DRAGGING ESCALATES
From ANIMAL PEOPLE, April 2000:
Jail time takes criminals off the streets, but publicizing crimes against animals in hopes that elevated public outrage will put an alleged offender in jail can backfire if other warped and hostile people emulate the offense.
The escalating incidence of young men dragging animals and humans to death behind vehicles offers an apparent example. Most offenders subsequently claim their actions were either accidental or at least unplanned, but in every case known to ANIMAL PEOPLE the circumstances suggest that the likelihood of dragging the victim completely unawares was slight.
Once a common form of lynching, dragging humans to death had seemingly receded into history by 1992, when ANIMAL PEOPLE began tracking crimes against animals and crimes against humans with possible antecedents in animal abuse. The only dragging case of which we had recent record involved a man who “trained” a racehorse by making the horse run behind his truck. The man was obliged to stop by a horseloving police officer before the horse was seriously injured.
Our first formal survey of cruelty sentencing, covering the years 1988-1991, found just one case of animal-dragging, and none of human-dragging, although we would have noted the latter only if there was an animal abuse connection. The inebriated offenders in the animal-dragging case had just watched the 1983 Chevy Chase comedy National Lampoon’s Vacation, in which dragging the family dog to death, not actually shown, is presented as a comic incident.
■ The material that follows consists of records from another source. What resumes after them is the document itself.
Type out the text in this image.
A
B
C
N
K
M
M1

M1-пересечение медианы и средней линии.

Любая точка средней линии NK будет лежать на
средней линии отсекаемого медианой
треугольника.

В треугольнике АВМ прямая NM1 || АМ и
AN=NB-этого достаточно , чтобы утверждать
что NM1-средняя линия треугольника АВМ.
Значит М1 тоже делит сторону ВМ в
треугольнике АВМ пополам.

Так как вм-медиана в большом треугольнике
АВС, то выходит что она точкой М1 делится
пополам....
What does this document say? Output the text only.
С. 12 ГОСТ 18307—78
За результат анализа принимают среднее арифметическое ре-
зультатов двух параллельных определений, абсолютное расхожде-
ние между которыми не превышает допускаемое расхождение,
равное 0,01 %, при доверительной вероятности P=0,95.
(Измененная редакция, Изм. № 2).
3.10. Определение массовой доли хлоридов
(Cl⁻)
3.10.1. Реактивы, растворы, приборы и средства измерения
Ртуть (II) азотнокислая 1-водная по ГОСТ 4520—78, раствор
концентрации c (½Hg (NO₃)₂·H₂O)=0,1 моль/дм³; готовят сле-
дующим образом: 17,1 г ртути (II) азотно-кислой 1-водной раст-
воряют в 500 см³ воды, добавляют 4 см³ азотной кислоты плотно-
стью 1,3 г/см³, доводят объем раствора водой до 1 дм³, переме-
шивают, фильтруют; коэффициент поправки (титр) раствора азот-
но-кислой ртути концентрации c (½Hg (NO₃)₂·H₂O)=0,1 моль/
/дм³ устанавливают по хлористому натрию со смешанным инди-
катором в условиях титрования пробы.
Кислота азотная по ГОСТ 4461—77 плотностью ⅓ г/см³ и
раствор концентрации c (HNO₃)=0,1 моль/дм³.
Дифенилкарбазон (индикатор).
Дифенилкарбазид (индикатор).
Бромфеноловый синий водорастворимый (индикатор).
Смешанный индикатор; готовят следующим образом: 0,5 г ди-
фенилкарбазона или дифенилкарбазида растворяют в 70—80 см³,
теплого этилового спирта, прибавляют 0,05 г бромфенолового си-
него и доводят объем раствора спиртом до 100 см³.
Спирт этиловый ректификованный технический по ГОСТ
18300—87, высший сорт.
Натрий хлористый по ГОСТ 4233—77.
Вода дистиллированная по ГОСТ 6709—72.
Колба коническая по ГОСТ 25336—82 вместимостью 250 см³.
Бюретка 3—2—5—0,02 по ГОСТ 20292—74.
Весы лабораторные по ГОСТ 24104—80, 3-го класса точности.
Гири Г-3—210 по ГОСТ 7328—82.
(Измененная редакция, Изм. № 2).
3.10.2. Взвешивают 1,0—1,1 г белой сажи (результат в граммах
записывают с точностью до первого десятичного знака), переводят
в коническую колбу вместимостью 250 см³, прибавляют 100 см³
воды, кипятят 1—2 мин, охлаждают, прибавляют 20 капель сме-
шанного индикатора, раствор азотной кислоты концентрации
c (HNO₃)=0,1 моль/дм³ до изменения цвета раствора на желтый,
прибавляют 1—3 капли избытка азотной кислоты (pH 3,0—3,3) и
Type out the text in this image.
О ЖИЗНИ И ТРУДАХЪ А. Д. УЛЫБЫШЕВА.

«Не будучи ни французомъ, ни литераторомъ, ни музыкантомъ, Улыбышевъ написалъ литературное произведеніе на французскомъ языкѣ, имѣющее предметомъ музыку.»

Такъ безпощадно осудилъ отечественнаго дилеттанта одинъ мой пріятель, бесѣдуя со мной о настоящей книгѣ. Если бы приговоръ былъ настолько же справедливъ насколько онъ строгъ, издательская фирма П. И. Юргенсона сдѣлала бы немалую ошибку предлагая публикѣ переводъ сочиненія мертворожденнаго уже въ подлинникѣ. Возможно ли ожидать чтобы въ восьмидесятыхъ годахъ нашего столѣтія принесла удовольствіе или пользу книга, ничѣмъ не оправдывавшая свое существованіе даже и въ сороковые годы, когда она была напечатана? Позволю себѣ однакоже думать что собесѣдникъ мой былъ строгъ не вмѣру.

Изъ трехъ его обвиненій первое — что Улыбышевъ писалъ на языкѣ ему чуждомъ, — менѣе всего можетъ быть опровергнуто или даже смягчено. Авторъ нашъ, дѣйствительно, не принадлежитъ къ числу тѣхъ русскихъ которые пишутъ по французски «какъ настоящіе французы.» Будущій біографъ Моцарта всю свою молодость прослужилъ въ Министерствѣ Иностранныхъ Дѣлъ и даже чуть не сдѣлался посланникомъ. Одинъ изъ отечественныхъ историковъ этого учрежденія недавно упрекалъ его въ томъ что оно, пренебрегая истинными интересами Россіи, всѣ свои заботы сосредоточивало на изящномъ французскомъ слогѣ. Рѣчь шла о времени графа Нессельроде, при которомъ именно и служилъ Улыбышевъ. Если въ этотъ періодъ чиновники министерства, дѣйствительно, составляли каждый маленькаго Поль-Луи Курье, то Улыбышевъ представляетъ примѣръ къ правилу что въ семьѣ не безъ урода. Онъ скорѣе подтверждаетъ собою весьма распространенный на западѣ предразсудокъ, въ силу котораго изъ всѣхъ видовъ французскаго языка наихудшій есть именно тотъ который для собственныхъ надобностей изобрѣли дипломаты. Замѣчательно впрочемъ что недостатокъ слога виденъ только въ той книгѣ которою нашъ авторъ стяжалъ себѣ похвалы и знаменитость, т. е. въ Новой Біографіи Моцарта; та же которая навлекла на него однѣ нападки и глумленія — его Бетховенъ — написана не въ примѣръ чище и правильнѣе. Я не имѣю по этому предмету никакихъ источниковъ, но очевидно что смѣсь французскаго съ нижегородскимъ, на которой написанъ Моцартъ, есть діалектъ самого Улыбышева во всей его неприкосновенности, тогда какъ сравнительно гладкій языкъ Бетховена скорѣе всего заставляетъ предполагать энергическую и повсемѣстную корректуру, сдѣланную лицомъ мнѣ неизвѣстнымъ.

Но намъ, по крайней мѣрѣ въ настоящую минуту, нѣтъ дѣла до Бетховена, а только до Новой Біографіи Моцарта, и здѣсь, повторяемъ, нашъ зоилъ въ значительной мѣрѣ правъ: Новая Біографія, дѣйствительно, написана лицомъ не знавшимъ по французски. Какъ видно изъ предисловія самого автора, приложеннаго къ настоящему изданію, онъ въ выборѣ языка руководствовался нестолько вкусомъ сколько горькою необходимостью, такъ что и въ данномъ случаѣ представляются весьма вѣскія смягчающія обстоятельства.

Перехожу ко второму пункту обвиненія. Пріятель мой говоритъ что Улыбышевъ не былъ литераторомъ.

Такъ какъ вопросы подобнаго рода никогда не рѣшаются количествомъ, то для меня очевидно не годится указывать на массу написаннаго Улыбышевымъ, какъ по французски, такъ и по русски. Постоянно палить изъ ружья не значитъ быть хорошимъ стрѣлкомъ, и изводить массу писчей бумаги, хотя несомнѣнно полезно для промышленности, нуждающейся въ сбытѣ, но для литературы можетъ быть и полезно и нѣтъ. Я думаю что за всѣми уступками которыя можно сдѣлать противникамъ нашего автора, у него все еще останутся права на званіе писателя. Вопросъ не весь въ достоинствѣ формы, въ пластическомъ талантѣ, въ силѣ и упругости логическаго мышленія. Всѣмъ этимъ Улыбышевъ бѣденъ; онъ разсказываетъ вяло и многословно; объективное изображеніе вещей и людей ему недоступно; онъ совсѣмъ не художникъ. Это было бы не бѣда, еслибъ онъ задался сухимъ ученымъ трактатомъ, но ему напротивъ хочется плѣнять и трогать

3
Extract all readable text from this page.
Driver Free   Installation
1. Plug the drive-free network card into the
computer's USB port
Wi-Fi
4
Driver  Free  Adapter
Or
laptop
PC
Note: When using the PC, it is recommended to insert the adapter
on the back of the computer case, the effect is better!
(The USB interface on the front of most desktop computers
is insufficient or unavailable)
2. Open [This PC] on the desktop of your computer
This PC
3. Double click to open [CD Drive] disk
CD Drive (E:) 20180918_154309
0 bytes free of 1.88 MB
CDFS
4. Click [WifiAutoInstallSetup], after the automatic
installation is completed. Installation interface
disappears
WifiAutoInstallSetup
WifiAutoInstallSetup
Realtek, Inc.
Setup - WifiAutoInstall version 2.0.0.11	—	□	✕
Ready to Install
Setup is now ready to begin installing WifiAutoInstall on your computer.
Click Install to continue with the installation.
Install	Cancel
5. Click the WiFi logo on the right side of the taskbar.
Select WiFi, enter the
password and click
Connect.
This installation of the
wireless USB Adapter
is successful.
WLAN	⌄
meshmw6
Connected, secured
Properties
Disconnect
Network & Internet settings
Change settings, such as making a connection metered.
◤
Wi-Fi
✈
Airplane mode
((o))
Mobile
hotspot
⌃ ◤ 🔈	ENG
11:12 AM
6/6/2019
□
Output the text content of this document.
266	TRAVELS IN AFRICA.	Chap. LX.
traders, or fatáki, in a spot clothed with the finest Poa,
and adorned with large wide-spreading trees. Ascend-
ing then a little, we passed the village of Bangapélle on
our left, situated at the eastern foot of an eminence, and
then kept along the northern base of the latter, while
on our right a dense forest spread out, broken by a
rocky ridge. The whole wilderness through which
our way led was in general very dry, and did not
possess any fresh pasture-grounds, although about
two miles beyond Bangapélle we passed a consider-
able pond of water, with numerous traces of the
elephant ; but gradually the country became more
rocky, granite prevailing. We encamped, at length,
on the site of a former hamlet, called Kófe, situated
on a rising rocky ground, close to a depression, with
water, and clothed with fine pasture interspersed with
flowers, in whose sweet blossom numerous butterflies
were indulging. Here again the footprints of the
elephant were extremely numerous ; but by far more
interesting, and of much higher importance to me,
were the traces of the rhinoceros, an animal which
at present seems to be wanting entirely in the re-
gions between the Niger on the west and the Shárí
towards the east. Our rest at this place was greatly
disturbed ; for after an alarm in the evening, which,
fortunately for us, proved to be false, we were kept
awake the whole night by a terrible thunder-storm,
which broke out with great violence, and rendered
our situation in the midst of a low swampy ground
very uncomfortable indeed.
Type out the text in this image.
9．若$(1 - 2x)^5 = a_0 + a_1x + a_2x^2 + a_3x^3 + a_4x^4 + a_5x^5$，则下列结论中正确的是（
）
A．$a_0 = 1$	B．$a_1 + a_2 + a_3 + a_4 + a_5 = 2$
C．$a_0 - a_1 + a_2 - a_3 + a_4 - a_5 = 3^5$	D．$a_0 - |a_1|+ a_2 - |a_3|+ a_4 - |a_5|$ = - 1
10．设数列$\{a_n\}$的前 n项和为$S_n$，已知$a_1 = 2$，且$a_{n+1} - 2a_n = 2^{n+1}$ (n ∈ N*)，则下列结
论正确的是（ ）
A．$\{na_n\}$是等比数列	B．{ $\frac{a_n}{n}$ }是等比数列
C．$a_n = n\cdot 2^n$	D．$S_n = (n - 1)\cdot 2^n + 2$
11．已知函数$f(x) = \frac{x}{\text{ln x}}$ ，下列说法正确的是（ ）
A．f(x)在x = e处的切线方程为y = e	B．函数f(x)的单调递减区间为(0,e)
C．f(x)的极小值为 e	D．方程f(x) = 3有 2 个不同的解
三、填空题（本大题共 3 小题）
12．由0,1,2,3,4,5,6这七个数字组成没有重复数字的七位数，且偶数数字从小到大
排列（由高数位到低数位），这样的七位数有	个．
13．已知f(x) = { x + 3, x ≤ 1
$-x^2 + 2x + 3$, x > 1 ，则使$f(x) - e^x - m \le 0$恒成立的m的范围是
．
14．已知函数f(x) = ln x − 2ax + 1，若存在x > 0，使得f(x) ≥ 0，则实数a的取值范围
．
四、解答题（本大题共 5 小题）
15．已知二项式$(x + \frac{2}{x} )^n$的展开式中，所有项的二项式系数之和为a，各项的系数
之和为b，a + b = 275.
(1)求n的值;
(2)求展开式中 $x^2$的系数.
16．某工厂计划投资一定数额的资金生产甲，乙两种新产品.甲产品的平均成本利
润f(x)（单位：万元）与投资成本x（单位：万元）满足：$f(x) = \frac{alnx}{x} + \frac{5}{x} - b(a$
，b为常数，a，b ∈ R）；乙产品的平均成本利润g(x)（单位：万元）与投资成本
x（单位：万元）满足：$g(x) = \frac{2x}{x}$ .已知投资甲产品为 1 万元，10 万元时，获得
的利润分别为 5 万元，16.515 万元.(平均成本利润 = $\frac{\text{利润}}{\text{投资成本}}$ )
The most recent previous reference in popular culture to dragging any creature to death was apparently an exchange about dragging humans in the 1973 film American Graffiti, also meant to be comedic––and in that case it was reasonably clear that no one had actually been dragged, or would be.
From 1992 through 1995 ANIMAL PEOPLE recorded 10 cases of animal-dragging, and none of human-dragging.
In 1996, however, there were six cases, several of them nationally publicized. There were 11 cases in 1997, more of which were nationally publicized, and 10 cases in 1998, plus four cases of human-dragging. Two of the human-dragging cases were extensively publicized.
White supremicists John William King, 23, and Lawrence Russell Brewer, 31, drew the death penalty for the June 10, 1998 chain-dragging death of James Byrd Jr., 49, in Jasper, Texas. Shawn Allen Berry, 24, drew life in prison.
To the best of our knowledge, no one was ever apprehended for allegedly grabbing and attempting to manually drag Cornelius Weaver, 23, and Baron Manning, 17. They reported having been assaulted in Illinois and Mississippi, respectively, soon after the Byrd killing.
Carlos Morales, 29, of Mesquite, New Mexico, pleaded guilty to involuntary manslaughter and tampering with evidence in the November 1998 dragging death of Faye Smith, 39. Morales––who picked Smith up as a hitchhiker and dragged her for nine miles––contended that he merely pushed her out of his truck because she was inebriated, and did not know she had become entangled in the seatbelt.
1999 brought no new cases of human-dragging, as the 1998 human-dragging cases remained in the headlines, but the number of animal-draggings rose to 15.
Five more cases of animal-dragging occurred in the first two months of 2000––and Jake D. Robel, 6, of Blue Spring, Missouri, was dragged to death during an 80-mile-anhour hot pursuit through nearby Independence, also after becoming entangled in a seatbelt while being pushed from a vehicle just stolen from his mother. Kim L. Davis, 34, of Kansas City, was on February 23 charged with second-degree murder, robbery, child abuse, and kidnapping.
The increasing numbers of dragging cases have come even though convicted draggers of both animals and humans have consistently received stiff sentences, as cruelty sentencing goes––and the penalties are becoming more stringent:
Cases Jail days Susp. Fine Restitution Service Probation
9/1991-96 128 4 $666 $451 56 hr. 203 days
9/1997-99 393 71 $603 $616 4 hr. 167 days
Animal-draggers convicted 1991-1996 drew three times as many jail days as other people convicted of violent cruelty––and over the past three years are receiving triple the jail time meted out previously.
Tripling their jail time coincided with reductions of fines, community service, and probation, apparently because ––as Los Angeles city attorney Bob Ferber explains ( a r t i c l e above)––judges typically see fines, community service and probation as alternatives to jail, not as add-ons to a jail sentence.